A report on HES Extension programs serving
Missouri's families & communities


One-on-one mentors help girls leap from teenager to mother

Throughout her pregnancy - and since the birth of her twins three months ago- Maria Kain has met monthly with a group of young moms. They swap war stories about the front-line of parenting: sleepless nights and countless diapers. They dote and oooh and aaah.


Resource Mothers members visit Columbia's
Farmers' Market to discuss healthy food.

The group is comfortable for Kain. "Most of the girls I already knew from high school last year," she explained. High school junior last year. Mother of twins this year.

More than 10,000 girls across Missouri made the leap from teenager to mother last year. The numbers are increasing.

An HES program being piloted in mid-Missouri works with 35 of these adolescent mothers, including Kain. Resource Mothers pairs pregnant teens with volunteer mentors who see the teen through her pregnancy and into the baby's first year.


During a monthly meeting, the Resource Mothers' group cooks a meal.
Meeting topics range from nutritious eating to budgeting.

Mentors see that the pregnant teen visits the obstetrician and the new mom the pediatrician. Mentors are sounding boards. They help the young women tap into community resources. Some mentors have even coached their partners through labor.

What's more, the entire Resource Mothers family - all 70 of them - are invited to monthly group meetings.
"Girls in the program feel a lot of support," said Lynn Blinn Pike, the Human Environmental Sciences specialist who runs the program with assistance from a number of agencies, including the Missouri Department of Health, Division of Family Services, Parents as Teachers and school systems.

The one-on-one relationships Resource Mothers fosters set the program apart. What's truly unique, however, is the program's mission. Resource Mothers is actually a forward-thinking child abuse prevention program. Its tenet: Intervene with education and support while the teen is still pregnant and she's more likely to have a healthier baby. Healthier babies make for less stressful parenting. That in turn lowers the risk for child abuse.

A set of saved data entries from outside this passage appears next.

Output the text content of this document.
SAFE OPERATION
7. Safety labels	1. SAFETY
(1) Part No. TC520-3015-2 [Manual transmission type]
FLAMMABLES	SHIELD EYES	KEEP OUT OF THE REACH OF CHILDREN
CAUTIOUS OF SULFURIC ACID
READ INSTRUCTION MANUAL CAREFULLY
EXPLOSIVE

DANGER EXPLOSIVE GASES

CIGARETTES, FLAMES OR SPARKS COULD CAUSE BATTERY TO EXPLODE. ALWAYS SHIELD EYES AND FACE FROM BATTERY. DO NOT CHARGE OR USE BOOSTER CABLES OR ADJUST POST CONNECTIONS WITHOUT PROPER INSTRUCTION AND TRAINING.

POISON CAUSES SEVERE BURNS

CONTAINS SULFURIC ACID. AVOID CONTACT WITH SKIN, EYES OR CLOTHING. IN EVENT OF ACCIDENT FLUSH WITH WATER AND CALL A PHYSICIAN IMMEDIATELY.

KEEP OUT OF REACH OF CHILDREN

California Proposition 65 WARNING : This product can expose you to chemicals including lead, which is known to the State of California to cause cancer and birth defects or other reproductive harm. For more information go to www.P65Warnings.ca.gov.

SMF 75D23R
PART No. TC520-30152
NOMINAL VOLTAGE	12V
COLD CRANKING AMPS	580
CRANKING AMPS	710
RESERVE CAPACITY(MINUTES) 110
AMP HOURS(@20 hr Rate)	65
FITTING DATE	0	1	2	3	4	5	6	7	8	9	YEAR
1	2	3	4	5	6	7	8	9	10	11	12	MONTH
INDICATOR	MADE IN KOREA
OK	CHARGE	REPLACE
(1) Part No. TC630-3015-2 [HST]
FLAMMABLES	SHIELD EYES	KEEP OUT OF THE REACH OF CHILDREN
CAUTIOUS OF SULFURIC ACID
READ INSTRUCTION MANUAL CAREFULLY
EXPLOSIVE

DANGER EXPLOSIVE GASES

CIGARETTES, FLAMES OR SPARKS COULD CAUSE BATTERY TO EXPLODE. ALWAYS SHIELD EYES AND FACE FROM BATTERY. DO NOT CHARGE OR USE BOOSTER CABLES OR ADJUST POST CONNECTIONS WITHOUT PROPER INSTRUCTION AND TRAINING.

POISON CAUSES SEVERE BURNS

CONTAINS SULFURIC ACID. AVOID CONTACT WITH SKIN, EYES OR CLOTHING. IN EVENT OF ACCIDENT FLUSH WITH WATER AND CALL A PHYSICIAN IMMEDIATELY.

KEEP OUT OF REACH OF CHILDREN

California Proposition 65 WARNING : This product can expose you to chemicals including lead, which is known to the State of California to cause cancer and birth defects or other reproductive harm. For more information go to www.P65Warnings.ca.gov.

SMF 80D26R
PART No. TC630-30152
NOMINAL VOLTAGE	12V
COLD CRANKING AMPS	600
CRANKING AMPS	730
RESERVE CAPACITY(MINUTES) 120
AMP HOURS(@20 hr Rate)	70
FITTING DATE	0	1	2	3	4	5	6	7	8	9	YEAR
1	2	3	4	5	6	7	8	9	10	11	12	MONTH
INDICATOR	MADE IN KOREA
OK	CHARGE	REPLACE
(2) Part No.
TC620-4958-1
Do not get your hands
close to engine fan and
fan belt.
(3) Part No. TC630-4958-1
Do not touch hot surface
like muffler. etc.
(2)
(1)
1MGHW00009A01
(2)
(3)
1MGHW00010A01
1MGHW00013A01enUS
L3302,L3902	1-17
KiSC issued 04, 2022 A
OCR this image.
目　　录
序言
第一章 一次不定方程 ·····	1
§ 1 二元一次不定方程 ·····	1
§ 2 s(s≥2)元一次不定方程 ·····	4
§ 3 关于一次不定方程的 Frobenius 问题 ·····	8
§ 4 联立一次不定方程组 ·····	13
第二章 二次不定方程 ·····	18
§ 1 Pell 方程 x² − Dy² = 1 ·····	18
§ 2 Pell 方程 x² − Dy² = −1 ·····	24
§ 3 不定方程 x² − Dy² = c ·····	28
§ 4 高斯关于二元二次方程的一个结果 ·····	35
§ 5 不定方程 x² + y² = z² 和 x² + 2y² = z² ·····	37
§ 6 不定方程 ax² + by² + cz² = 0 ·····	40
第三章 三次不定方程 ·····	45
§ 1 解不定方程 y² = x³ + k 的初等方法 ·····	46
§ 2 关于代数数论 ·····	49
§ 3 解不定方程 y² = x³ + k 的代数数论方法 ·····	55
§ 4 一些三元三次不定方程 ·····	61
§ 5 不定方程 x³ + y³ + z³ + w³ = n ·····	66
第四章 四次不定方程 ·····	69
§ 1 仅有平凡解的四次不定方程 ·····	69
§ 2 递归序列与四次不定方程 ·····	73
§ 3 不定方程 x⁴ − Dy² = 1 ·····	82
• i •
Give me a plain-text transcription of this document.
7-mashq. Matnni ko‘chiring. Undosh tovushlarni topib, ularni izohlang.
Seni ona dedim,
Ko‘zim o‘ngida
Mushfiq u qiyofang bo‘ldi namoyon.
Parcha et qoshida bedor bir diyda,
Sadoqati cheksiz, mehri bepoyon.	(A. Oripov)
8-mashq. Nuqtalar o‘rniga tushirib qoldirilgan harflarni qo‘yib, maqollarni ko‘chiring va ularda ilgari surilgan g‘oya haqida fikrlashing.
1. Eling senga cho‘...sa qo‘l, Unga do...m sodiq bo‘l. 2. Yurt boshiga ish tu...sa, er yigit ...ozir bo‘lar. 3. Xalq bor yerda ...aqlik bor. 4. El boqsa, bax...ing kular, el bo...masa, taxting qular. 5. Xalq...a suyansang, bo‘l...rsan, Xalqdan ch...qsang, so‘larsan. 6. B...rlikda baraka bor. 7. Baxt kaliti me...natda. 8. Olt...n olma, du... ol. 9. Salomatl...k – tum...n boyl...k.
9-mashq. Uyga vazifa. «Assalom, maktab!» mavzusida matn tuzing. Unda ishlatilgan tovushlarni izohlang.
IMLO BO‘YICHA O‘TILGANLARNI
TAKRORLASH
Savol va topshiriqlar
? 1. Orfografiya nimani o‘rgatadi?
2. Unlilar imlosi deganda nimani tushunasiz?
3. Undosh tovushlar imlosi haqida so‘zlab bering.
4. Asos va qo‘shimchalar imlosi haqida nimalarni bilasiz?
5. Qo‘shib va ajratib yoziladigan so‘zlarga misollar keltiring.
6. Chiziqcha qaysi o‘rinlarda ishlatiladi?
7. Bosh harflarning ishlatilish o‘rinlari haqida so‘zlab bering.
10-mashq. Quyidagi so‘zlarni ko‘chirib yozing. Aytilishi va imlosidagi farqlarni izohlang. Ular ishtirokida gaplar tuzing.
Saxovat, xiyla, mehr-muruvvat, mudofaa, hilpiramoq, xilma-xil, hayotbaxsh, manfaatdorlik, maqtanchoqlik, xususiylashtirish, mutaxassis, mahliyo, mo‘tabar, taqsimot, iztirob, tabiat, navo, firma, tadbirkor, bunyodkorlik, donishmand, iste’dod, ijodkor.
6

"Research shows that if mothers have healthy babies and if they are knowledgeable about parenting, they're less likely to be abusive," says Pike. "And teenage mothers are at a high risk for abuse."

After one year, the program is measuring its success in many ways.

"It's too early to call the program a deterrant for repeat pregnancies but the mentors certainly talk to the girls about birth control and their goals - college, work," says Pike.


Participants in the Resource Mothers program meet
for monthly social and informational meetings.

Ann Alberty is the nurse at Columbia's Hickman High School and one of the first adults many of the girls trust with news of their pregnancy. Lately, that means about 35 girls a year. Alberty has seen too many of those girls pass through her office pregnant, and then out Hickman's front door-holding not a degree but a diaper bag."We want to keep them in school, on track," says Alberty, who herself holds monthly support meetings at the high school for pregnant girls and new mothers.

For someone like Alberty, who is often the bridge between the pregnant student and her home, Resource Mothers is another much-needed option. "I'm always thrilled to refer girls to Resource Mothers," she says. "Those who have chosen to go with the program have loved it."

The mentors make the program. And most mentors have learned that the girls define their relationship.
"With time, I learned that Stacy would guide where we go," says Kim Paul, who is mentor to a 17-year-old with a three-month-old baby. "At first, I felt like a mentor but now we're friends."


Lynn Blinn Pike, at right, talks with program participants during a trip to
a grocery store. The group discussed healthy eating with a dietitian.

Successful relationships within the program - and not all of them tick - usually evolve into friendships. Though Maureen Coy has two children older than her 18-year-old partner in the program, the two have become fast friends, she says. "We talk on the phone often. Now she doesn't need so much information about the preliminaries of child raising. She just needs support."

Coy understands the need. She was a teenage mother herself, though married. "I was so young. I know how all of that is," she says.

As the program continues to grow, Pike is looking for a community agency in mid-Missouri to take it over.
"It's not extension's role to be a full-time service provider," says Pike, who is talking with Parents as Teachers about the program.

No doubt, the program should continue. Pike has been approached by CNN to be featured in a television story being developed on programs for adolescent parents.

Kain, the mother of three-month-old twins certainly wants the program to continue. Kain's mentor is also the mother of twins.

"At first I thought I would only like the group meetings," says Kain. "But it's been my relationship with my partner that I've liked the most. She makes my life easier. With little things, like working a double stroller or feeding two at once."I don't know what I'd do without her."